「お客様!お怪我はありませんか!?」
「だ、大丈夫です……」
「よかった……」
驚きを隠せない様子の彼女に、ホッと胸を撫で下ろし、抱きしめていた腕を離した。
それと同時に、旦那さんは急ぎ足で駆けつけると彼女の体を確認しこちらへ頭を下げる。
「すみません、店員さん!ありがとうございますっ……!」
「いいえ。
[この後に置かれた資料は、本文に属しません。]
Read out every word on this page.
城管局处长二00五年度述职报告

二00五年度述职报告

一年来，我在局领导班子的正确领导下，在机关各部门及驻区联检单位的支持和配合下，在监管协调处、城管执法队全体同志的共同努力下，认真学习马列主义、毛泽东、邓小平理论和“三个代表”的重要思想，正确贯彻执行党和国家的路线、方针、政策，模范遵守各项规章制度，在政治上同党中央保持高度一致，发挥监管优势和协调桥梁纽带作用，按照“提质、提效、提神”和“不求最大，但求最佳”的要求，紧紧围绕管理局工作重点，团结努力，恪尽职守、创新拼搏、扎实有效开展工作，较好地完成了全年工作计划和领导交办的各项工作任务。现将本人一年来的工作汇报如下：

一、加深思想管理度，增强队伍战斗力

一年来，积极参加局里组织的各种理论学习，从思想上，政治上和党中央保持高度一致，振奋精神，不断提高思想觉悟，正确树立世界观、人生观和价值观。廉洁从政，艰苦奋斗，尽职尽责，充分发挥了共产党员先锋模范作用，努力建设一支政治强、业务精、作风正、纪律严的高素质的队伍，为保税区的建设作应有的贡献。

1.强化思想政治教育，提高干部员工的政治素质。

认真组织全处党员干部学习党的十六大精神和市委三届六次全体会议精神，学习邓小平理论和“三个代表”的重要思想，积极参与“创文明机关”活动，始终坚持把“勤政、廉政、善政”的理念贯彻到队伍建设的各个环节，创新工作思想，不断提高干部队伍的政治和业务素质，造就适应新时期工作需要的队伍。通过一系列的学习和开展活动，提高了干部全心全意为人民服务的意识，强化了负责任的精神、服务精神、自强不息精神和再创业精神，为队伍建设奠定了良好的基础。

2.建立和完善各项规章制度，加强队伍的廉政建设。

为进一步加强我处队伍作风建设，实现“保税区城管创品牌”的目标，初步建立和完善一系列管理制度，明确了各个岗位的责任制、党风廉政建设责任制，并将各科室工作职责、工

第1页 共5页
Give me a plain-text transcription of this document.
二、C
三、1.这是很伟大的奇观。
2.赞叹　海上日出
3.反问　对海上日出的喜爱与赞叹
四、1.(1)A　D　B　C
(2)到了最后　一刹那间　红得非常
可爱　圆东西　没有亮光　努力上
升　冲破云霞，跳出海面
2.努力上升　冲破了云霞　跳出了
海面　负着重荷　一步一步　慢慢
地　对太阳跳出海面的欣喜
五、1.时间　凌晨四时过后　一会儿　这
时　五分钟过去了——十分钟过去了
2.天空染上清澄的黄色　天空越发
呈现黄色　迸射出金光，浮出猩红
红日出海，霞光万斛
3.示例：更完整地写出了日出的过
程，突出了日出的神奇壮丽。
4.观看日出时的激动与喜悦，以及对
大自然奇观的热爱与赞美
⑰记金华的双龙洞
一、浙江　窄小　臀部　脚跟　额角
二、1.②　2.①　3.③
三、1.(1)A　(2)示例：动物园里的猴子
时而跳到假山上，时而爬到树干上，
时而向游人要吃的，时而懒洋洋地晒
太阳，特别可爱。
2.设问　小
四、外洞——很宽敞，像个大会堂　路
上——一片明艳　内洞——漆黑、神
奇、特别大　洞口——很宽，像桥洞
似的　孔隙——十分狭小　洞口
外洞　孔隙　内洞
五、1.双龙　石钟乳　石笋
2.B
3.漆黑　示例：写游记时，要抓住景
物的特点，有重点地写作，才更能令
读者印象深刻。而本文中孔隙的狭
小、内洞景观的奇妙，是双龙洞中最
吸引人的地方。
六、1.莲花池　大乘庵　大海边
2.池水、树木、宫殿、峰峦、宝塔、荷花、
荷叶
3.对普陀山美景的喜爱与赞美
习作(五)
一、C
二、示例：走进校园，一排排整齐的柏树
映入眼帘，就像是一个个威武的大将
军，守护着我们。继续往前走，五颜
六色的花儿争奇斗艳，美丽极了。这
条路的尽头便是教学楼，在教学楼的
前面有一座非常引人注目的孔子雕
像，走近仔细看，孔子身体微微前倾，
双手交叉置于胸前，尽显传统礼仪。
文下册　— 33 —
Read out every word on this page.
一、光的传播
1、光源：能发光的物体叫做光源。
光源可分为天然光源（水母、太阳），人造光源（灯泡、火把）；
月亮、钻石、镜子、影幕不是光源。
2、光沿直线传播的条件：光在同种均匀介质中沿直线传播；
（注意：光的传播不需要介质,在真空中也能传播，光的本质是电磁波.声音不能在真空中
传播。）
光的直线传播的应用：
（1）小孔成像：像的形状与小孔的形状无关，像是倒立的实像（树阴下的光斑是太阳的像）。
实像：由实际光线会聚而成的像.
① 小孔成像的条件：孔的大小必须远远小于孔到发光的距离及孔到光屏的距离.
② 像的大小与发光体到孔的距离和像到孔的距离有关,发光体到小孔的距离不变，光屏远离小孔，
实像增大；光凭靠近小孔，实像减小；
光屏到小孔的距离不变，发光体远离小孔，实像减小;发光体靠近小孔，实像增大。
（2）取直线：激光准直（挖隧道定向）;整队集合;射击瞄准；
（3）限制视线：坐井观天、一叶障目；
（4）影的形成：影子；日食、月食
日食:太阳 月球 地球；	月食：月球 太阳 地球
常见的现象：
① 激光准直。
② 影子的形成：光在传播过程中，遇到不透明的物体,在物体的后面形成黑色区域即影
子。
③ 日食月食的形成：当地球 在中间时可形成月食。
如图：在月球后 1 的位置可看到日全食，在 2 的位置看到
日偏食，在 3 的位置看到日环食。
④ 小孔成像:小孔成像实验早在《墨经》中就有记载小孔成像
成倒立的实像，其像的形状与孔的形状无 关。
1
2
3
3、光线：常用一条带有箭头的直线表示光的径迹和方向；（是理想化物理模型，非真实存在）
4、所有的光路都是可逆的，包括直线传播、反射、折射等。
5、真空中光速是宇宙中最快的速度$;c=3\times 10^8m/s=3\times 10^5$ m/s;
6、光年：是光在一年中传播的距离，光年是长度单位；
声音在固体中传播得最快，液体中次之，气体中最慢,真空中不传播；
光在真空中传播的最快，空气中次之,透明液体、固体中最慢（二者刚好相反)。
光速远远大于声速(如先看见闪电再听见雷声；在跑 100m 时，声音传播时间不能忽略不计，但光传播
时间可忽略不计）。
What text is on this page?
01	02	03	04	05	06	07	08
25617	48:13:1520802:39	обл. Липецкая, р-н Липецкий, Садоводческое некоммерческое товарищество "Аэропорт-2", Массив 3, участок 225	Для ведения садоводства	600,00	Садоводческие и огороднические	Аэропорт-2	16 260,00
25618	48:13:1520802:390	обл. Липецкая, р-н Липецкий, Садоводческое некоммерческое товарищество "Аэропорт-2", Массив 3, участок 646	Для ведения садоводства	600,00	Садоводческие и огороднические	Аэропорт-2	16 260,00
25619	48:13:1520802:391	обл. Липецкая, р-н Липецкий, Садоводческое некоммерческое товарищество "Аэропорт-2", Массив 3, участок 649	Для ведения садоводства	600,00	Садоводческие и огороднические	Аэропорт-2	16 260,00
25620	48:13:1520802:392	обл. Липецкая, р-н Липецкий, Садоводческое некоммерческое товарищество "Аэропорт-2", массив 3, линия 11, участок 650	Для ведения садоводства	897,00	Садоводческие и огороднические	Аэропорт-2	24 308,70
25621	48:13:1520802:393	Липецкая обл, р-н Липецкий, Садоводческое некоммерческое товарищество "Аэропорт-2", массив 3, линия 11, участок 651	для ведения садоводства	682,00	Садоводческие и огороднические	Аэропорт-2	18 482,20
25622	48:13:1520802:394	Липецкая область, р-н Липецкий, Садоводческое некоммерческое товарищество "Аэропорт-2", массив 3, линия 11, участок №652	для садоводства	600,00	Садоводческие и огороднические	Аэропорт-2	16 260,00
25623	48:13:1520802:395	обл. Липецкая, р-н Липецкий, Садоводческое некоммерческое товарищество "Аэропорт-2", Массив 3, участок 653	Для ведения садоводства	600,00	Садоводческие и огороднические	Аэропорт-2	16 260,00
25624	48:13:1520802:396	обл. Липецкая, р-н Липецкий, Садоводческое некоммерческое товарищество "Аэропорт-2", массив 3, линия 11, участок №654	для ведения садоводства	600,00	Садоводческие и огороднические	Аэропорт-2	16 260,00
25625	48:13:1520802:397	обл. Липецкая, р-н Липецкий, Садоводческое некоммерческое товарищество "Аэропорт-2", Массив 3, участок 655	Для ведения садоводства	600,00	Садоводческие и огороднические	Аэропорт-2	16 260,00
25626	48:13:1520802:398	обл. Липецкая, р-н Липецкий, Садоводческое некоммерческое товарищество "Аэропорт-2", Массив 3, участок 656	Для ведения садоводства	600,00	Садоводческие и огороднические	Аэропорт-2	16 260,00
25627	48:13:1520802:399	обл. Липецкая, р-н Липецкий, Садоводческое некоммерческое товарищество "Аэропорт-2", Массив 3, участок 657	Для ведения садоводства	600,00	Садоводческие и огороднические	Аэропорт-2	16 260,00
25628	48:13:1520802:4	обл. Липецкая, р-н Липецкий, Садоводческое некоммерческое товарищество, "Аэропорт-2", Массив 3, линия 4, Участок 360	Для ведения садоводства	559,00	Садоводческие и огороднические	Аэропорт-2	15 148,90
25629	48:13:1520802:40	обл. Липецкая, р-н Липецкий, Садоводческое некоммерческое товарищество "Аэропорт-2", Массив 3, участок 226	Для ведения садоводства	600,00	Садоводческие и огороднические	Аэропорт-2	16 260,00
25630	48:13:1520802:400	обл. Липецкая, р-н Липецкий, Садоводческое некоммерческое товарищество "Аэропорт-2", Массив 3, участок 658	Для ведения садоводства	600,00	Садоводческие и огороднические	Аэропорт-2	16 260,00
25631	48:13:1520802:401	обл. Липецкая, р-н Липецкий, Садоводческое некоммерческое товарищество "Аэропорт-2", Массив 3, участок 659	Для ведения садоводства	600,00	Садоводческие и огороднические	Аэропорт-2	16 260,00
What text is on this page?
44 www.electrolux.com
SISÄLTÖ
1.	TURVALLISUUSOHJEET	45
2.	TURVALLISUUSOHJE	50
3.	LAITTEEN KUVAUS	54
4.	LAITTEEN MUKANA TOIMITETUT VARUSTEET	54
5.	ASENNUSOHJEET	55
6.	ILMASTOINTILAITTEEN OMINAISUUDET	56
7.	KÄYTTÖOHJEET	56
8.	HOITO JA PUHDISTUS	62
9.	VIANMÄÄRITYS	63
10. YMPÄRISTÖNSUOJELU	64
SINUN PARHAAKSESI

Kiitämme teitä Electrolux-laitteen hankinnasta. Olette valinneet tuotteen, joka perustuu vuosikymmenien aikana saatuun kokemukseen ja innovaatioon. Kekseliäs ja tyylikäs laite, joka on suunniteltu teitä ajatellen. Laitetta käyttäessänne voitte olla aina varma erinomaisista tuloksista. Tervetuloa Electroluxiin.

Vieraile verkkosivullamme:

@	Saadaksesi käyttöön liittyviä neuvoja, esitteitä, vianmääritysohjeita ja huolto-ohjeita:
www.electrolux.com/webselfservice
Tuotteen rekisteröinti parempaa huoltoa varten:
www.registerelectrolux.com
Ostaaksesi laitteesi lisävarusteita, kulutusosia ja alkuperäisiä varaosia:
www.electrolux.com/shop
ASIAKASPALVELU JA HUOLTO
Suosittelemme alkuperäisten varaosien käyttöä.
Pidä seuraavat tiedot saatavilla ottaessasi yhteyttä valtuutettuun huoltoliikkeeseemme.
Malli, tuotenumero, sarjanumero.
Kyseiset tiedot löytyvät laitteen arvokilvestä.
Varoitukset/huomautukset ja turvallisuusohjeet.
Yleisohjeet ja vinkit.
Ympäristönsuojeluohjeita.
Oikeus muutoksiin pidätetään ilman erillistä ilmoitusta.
お客様がご無事でなによりです」
にこりと笑顔を見せ、ゆっくりと立ち上がると、ふたりは安心感に表情を緩めた。
「お客様、出口までお見送りいたします」
そのタイミングで松さんは声をかけると、散らばったカタログを素早くまとめ引き続きふたりを出口まで案内する。
去り際にこちらを見た松さんは『私が見送るから大丈夫』と目で合図をして、その場を後にした。
それを見送りながら、私に続いて仁科さんも立ち上がる。
「千川、お前は大丈夫か?」
「はい、私は全然……って!私より仁科さんですよ!大丈夫ですか!?」
「あぁ。背中を少しぶつけただけで大したことない」
そう言いながら、スーツのジャケットの袖についた埃をパンパンとはたく仁科さんは、いたって普通の顔だ。